THE COMMANDER OF the Immortals no longer had a proper command post to use, and so he absorbed what was left of the command post from the vanished 1st Brigade, having also learned that he had to keep moving at all times. The first order of business for him had been to reestablish contact with I Corps command, which had proved somewhat difficult, as that CP had been on the move when he'd walked into the American—it had to be American—ambush along the road to Al Artawiyah. Now I Corps was setting up again, and probably talking a lot to Army command. He broke in, got the three-star, a fellow Iranian, and told what he could as rapidly as possible.
"There cannot be more than a single brigade," his immediate superior assured him. "What will you do?"
"I shall mass my remaining forces and strike from both flanks before dawn," the divisional commander replied. It wasn't as though he had much choice in the matter, and both senior officers knew it. I Corps couldn't retreat, because the government which had ordered it to march would not countenance that. Staying still meant waiting for the Saudi forces storming down from the Kuwaiti border. The task, then, was to regain the initiative by overpowering the American blocking force by maneuver and shock effect. That was what tanks were designed to do, and he had more than four hundred still under his command.
"Approved. I will dispatch you my corps artillery. Guards Armored on your right will do the same. Accomplish your breakthrough," his fellow Iranian told him. "Then we will drive to Riyadh by dusk."
Very well, the Immortals commander thought. He ordered his 2nd Brigade to slow its advance, allowing 3rd to catch up, concentrate, and maneuver east. To his west, the Iraqis would be doing much the same in mirror image. Second would advance to contact, fix the enemy flank, and 3rd would sweep around, taking them in the rear. The center he would leave empty.
"THEY'VE STOPPED. THE lead brigade has stopped. They're eight klicks north," the brigade S-2 said. "Hoor should have visual on them in a few minutes to confirm." That explained what one of the enemy forces to his front was doing. The western group was somewhat farther back, not stopped, but moving slowly forward, evidently waiting for orders or some change in their dispositions. His opponent and his people were taking time to think.
Eddington couldn't allow that.
The only real problem with MLRS was that it had a minimum range far less convenient than the maximum. For the second mission that night, the rocket vehicles, which hadn't really moved at all, locked their suspensions in place and elevated their launcher boxes, again aimed by electronic information only. Again the night was disturbed by the streaks of rocket trails, though this time on much lower trajectories.
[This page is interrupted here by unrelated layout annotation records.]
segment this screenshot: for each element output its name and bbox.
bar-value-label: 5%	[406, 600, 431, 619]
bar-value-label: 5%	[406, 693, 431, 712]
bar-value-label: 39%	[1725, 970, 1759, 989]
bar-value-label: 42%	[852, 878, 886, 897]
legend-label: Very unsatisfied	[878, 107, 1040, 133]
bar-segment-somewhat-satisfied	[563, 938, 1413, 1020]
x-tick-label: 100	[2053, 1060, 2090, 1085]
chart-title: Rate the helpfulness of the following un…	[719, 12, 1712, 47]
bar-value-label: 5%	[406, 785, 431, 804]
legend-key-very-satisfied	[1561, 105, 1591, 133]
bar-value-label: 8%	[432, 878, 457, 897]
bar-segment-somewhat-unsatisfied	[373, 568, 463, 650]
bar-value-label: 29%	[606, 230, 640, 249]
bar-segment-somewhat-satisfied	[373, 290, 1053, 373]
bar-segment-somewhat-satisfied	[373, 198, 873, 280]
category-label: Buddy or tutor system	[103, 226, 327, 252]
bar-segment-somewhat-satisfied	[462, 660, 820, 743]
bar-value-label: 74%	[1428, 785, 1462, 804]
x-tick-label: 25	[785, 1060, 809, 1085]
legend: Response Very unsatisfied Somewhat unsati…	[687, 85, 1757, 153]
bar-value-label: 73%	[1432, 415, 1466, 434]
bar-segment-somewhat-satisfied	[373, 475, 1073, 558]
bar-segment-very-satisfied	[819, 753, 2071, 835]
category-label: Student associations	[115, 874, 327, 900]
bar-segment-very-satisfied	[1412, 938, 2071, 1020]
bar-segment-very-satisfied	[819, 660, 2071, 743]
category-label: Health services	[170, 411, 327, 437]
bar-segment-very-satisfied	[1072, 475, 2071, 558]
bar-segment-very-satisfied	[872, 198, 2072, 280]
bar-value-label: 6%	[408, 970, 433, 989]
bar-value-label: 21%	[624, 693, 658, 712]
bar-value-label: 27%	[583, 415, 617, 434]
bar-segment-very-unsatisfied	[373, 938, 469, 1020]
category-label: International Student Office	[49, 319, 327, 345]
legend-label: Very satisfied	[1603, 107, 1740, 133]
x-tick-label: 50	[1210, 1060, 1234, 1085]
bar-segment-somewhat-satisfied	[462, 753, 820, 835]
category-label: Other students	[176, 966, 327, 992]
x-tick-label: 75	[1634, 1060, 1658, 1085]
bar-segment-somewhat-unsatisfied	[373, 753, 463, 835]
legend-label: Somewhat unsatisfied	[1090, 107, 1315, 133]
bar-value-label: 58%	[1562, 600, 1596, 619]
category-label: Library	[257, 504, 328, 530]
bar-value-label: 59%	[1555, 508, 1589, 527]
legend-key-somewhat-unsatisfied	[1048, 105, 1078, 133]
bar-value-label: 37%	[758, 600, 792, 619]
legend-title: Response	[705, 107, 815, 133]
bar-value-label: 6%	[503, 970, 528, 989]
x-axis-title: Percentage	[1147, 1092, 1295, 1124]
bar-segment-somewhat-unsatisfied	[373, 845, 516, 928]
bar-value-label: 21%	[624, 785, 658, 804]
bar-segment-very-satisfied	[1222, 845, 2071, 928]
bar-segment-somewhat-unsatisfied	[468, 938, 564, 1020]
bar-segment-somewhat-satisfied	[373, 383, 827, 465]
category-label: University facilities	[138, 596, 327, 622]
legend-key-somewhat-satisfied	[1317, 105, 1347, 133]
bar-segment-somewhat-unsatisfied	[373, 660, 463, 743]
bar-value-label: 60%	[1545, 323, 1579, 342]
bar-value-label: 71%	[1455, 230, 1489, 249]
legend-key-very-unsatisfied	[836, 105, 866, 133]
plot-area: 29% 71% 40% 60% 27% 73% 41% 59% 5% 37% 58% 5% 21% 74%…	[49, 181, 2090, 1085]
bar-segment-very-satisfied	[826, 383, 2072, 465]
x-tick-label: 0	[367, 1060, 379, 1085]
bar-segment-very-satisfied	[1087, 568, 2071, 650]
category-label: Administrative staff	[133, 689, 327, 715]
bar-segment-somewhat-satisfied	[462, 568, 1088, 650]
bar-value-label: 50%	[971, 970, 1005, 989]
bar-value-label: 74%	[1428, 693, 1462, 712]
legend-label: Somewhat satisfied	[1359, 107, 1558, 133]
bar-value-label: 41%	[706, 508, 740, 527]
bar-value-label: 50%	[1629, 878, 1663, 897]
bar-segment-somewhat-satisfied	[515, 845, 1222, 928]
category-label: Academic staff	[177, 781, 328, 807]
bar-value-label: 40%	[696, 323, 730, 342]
Tube artillery did the same, with both forces dividing their attention between the advance brigades left and right of the highway.
The purpose was more psychological than real. The mini-bomblets of the MLRS rockets would not kill a tank. A lucky fall atop a rear deck might disable a diesel engine, and the sides of the BMP infantry carriers could sometimes be penetrated by a nearby detonation, but these were chance events. The real effect was to make the enemy button up, to limit their ability to see, and with the falling steel rain, limit their ability to think. Officers who'd leaped from their command tanks to confer had to run back, some of them killed or wounded by the sudden barrage. Sitting safely in stationary vehicles, they heard the ping sound of fragments bounding off their armor, and peered out their vision systems to see if the artillery barrage presaged a proper attack. The less numerous 155mm artillery rounds were a greater danger, all the more so since the American gun rounds were not bursting in the air, but were «common» shells that hit the ground first. The laws of probability guaranteed that some of the vehicles would be hit—and some were, erupting into fireballs as the rest of 2nd Brigade was forced to hold in place, ordered to do so while 3rd moved up to their left. Unable to move and, with the loss of their own divisional artillery, unable to respond in kind, they could do nothing but cringe and stay alert, look out of their vehicles, and watch the shells and bomblets fall.